Le rapport pourra être transmis, ou non, à l’ensemble des parties prenantes (Cass soc, 18 février 2014 n°12-17.557 – le salarié considéré comme auteur des faits n’ayant aucun droit à obtenir la communication de pièces justifiant les reproches qui lui sont faits, y compris au stade de l’entretien préalable).. 

Les suites de l’enquête : la prise de décision

Si la situation dénoncée est reconnue, la décision prise par l’employeur au regard de ce rapport peut aller de la prise de mesures correctives pour remédier à la situation, comme une formation supplémentaire sur le harcèlement pour tous les employés, jusqu'à des sanctions disciplinaires à l'encontre du harceleur présumé.

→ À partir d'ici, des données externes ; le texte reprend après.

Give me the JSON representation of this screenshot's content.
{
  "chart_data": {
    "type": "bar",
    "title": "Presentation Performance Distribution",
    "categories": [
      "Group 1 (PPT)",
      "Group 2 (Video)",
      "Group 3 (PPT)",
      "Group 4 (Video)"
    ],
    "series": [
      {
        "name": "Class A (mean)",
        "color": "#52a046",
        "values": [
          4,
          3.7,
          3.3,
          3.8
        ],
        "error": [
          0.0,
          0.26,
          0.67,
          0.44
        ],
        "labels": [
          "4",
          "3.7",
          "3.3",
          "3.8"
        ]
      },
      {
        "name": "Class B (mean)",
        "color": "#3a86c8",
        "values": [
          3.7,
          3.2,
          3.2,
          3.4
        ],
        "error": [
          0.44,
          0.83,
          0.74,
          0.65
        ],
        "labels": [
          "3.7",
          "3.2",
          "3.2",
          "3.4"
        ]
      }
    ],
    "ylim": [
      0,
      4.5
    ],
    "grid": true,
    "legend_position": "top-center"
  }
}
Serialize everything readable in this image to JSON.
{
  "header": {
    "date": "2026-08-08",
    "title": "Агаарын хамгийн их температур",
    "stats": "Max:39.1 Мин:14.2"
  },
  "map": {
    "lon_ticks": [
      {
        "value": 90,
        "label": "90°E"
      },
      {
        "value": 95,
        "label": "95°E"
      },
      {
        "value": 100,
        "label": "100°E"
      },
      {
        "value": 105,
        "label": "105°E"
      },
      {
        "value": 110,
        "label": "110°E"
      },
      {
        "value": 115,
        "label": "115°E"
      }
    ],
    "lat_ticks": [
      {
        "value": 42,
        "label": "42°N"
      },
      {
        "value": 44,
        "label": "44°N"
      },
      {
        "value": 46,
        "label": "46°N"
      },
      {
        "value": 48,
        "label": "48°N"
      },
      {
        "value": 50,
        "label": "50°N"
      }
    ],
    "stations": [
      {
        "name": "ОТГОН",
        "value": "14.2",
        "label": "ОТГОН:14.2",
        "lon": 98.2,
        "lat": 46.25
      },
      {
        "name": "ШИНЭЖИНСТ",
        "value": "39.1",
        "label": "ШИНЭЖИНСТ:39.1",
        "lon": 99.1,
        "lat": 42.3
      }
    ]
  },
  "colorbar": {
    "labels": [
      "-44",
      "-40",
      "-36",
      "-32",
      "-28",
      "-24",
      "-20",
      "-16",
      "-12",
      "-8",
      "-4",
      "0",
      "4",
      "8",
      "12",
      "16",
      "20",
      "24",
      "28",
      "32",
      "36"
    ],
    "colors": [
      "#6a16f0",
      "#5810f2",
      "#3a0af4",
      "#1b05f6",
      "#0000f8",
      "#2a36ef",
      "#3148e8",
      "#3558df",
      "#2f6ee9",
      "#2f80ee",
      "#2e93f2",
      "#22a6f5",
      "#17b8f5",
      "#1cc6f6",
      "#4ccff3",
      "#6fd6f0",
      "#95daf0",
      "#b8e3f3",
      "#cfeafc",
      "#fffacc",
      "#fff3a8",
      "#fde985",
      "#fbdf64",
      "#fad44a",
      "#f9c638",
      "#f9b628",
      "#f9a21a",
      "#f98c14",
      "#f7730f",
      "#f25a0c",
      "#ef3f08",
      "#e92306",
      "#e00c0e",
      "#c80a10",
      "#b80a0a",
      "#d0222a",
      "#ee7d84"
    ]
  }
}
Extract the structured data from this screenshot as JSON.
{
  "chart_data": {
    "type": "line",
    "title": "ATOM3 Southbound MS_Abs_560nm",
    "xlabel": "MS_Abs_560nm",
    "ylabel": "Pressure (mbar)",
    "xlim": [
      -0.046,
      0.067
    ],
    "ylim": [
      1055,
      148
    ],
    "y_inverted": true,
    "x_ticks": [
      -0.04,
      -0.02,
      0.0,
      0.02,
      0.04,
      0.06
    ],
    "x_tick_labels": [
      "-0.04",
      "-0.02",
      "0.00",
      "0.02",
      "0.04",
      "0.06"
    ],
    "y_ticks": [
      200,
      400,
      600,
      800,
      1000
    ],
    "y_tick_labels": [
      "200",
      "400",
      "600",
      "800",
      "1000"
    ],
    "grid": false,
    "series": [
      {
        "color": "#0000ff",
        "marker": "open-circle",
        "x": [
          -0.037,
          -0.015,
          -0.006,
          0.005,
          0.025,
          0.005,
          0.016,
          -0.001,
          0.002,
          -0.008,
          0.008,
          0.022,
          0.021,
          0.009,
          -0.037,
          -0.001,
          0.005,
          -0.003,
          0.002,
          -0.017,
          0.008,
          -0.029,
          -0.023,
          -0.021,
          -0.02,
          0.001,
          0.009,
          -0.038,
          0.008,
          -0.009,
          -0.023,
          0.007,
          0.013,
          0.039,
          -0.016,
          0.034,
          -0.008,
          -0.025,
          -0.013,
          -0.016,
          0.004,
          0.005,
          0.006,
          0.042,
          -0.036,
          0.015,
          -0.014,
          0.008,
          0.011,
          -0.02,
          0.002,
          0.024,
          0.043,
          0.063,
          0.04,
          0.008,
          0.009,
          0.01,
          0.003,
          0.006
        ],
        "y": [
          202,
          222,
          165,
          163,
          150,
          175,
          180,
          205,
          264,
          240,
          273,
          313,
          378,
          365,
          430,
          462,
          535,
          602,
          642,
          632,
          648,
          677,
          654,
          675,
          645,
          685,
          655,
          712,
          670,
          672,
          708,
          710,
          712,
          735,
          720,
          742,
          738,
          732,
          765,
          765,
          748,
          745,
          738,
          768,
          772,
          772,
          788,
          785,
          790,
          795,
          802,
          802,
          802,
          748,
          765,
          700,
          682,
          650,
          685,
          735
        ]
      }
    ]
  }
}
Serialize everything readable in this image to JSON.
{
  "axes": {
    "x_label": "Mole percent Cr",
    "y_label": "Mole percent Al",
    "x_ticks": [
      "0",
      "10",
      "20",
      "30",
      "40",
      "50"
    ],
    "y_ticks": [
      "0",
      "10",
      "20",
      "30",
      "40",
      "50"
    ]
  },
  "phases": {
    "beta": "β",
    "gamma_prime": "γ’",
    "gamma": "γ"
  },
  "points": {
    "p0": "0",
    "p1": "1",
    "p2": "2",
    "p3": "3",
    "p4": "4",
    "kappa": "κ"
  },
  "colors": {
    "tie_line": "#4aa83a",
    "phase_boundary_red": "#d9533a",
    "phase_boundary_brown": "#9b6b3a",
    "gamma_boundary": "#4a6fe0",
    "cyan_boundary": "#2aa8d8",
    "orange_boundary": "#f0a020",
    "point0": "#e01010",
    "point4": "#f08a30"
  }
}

Ces sanctions peuvent aller de l'avertissement au licenciement, selon la gravité des faits.

Il est crucial que l’employeur n’oublie pas la victime dans tout cela et l’informe de la décision et des éventuelles mesures prises.

Il devra également continuer à surveiller la situation pour s’assurer que le harcèlement ne se répète pas : maintenir un environnement de travail sûr et respectueux, ou encore veiller à ce que la victime ne subisse pas de représailles. Le suivi peut également impliquer des vérifications régulières auprès de la victime de son état de santé et lui proposer, le cas échéant, des ressources particulières comme l'accès à un soutien psychologique, si nécessaire.